We started by telling the mom.
That night the family and I started the processing of moving 4,000 bricks down the mountain to the construction site. I took us days and we used students from the high school to A LOT of the carrying.
While we moved bricks (tafali) for days, the men got started on digging the foundation. They dug a 1 foot deep trench where the walls would go and afterwards, starting mixing sand (omusheni) and building walls!
While the men did manly things like physical labor.....the girls did what we do best: a shopping day in town! I had a looooong list of things I wanted to buy for the house and we had only one day to do it (Driving into town is expensive, about 160,000 shillings or $70 and is a 2 1/2 hour drive). This was the best day ever and I was with my best friends Sight, Clare and Stable. Some of the things we bought: 5 mattresses, 5 blankets, 5 bed sheets, nails, blue paint, 3 bunk beds, 1 single bed, 5 metal trunks, a year supply of soap, 4 jerry cans, 5 basins, 12 plastic plates, bowls, cups, 4 medium saucepans, 1 large saucepan, a mat for eating, broom, a bucket to hold porridge, 5 mosquito nets and 100 kg of posho (maize flour) and beans.
We stored all our purchases at the guest house until the completion of construction when we could outfit the house with padlocks, sturdy doors and lockable windows. The house blossomed more and more each day......so did Ariyo's personality.
Once the walls were up my dear friend Richard finished the roofing in ONE day. I left my mark on the cement floor in the living room. Nimbakunda means "I love you all."
Eventually the home will be plastered and painted. For now, they have a STRONG, PERMANENT, DRY, WARM, CLEAN home. A home where they have a place to cook outside. A home with a cement floor that's easy to sweep. A home filled with beds, mattresses, fuzzy blankets. A home with a STABLE and SAFE roof. A home with doors and padlocks and dishes and benches and soap. Soon they will have a toilet (its in process needs a machine to dig through rock). Most importantly, they have place to lay down their heads at night and dream. To sleep the way that children should sleep. A home where they can do their school work and keep their clean clothes in metal trunks decorated with stickers and their name. We might have given this family a house but what they gave me has changed me forever.

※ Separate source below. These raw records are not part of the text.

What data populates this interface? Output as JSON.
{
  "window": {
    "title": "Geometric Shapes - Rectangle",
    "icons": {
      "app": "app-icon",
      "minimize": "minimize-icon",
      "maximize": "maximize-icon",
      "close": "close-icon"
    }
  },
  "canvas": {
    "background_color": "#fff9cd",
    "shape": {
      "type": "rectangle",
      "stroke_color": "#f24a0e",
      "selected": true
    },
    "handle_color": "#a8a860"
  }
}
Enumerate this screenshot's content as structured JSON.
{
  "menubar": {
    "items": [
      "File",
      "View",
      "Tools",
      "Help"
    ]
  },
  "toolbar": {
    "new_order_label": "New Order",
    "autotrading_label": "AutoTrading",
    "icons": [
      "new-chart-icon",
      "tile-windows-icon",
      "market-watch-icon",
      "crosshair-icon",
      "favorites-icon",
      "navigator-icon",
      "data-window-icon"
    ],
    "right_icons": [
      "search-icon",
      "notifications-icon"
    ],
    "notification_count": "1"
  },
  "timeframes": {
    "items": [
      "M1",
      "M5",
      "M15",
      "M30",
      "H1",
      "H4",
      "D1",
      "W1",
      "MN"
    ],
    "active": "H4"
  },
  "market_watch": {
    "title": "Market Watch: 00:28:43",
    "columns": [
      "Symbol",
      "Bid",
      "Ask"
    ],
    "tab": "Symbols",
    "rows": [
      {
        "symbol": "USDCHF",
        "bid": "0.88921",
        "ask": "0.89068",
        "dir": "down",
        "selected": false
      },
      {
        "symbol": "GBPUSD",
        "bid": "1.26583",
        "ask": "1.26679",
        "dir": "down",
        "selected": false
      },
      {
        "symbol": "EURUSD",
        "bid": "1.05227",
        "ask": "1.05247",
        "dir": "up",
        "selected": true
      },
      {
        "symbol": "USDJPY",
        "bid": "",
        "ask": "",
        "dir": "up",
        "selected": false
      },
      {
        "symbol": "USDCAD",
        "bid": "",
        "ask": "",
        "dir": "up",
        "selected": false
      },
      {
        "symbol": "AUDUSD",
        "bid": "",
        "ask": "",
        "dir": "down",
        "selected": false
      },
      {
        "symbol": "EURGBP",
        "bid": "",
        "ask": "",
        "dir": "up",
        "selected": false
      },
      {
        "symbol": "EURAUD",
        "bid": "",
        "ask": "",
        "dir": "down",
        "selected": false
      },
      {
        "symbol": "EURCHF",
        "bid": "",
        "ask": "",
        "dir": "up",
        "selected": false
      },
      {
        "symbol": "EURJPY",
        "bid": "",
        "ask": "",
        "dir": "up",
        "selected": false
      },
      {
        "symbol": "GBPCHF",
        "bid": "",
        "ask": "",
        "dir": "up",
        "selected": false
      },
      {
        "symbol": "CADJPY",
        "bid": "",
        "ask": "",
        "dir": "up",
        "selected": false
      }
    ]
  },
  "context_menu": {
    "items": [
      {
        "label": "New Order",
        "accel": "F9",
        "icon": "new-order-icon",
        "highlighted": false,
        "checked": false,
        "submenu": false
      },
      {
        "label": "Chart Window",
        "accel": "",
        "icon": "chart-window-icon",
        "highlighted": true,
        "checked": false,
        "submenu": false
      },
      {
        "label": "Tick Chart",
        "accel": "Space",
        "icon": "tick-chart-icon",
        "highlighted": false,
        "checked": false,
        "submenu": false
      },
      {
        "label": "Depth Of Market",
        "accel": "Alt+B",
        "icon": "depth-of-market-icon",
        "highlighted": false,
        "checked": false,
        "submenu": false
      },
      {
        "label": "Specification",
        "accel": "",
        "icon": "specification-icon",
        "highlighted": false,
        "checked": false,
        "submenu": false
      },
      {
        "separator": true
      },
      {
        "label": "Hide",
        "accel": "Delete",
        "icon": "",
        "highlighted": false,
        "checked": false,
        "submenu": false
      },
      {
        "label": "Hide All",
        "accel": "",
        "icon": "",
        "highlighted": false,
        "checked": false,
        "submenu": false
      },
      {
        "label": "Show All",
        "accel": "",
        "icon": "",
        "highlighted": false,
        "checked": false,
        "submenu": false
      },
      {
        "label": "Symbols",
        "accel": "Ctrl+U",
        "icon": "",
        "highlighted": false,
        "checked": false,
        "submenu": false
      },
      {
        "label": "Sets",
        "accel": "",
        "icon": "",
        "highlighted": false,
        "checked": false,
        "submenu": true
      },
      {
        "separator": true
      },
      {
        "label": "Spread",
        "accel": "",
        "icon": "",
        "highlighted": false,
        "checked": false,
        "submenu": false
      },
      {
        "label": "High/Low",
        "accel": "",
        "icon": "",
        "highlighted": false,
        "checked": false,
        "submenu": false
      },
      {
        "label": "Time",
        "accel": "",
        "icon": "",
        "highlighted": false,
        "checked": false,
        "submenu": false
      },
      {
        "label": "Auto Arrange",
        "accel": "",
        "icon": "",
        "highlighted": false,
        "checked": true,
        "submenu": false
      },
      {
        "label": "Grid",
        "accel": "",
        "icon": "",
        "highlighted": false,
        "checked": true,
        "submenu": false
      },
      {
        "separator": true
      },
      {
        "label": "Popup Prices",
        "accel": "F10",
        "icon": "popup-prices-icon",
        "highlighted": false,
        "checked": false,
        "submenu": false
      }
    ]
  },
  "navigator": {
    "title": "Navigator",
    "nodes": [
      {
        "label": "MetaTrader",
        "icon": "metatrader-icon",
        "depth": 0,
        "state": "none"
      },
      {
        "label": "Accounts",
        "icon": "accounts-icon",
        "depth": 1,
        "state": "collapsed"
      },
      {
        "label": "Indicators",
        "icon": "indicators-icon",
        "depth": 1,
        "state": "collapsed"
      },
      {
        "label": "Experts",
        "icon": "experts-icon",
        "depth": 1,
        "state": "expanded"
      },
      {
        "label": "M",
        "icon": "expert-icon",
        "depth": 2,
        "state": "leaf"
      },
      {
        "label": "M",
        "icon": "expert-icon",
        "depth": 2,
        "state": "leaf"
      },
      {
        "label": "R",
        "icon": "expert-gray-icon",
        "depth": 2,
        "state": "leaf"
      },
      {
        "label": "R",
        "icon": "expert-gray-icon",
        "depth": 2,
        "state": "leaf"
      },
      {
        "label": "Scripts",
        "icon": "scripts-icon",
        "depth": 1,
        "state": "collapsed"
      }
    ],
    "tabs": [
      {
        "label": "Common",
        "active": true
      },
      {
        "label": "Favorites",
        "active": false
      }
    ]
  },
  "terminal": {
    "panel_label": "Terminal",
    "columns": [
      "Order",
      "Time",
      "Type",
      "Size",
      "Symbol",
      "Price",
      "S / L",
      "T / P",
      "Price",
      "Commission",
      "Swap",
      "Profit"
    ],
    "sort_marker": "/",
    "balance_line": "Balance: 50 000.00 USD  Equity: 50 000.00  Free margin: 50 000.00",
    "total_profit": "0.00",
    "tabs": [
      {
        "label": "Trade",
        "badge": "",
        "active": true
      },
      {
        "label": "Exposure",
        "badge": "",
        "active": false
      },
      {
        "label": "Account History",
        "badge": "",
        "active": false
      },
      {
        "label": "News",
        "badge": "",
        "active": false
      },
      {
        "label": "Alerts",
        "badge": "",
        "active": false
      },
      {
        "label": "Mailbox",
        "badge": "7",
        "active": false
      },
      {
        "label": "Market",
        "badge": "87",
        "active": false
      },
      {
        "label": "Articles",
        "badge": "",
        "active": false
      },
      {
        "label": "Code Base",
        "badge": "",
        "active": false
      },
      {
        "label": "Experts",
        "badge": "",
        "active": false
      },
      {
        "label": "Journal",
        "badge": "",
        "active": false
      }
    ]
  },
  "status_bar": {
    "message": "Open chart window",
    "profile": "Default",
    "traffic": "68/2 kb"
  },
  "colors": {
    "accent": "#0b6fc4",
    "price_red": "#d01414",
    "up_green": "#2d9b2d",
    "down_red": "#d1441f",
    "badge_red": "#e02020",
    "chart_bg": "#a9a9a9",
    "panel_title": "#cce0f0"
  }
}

I look at my apartment now with its crown molding and its slate tiled floors and its water heater and dish washer and staircase and carpeting and closets and sinks and fire alarms and ceiling and i just think Damn it Tiffanie. You've spent 23 years taking everything you have for granted.
I have some peace of mind knowing that Ariyo is enjoying her new house. I imagine her running in and out of the bedrooms, making her bed with her new pink checkered sheets, storing her bunny rabbit in her metal trunk and fitting her tiny fingers inside my hand prints. I feel better, I really do.
But I am selfish and I miss her. I want her here. With me. I know that she is not mine but I wish she was. I'd give anything to love that little girl forever. ANYTHING. She brought out the best in me. Led me to accomplish things I never imagined I could accomplish alone. She gave me back my motivation and passion and determination and dreams and confidence and bravery. I spent two months loving on that little girl and now I've just realized I was learning how to love myself again, through these little eyes.
Ariyo, I love you so much. I am always with you and I will be back again to get your ears pierced. Just like I promised.
And that is how Uganda changes people.
I LOVE this Tiff. Praise God for you and for what Ariyo has done for you. May you continue to be blessed by this beautiful soul!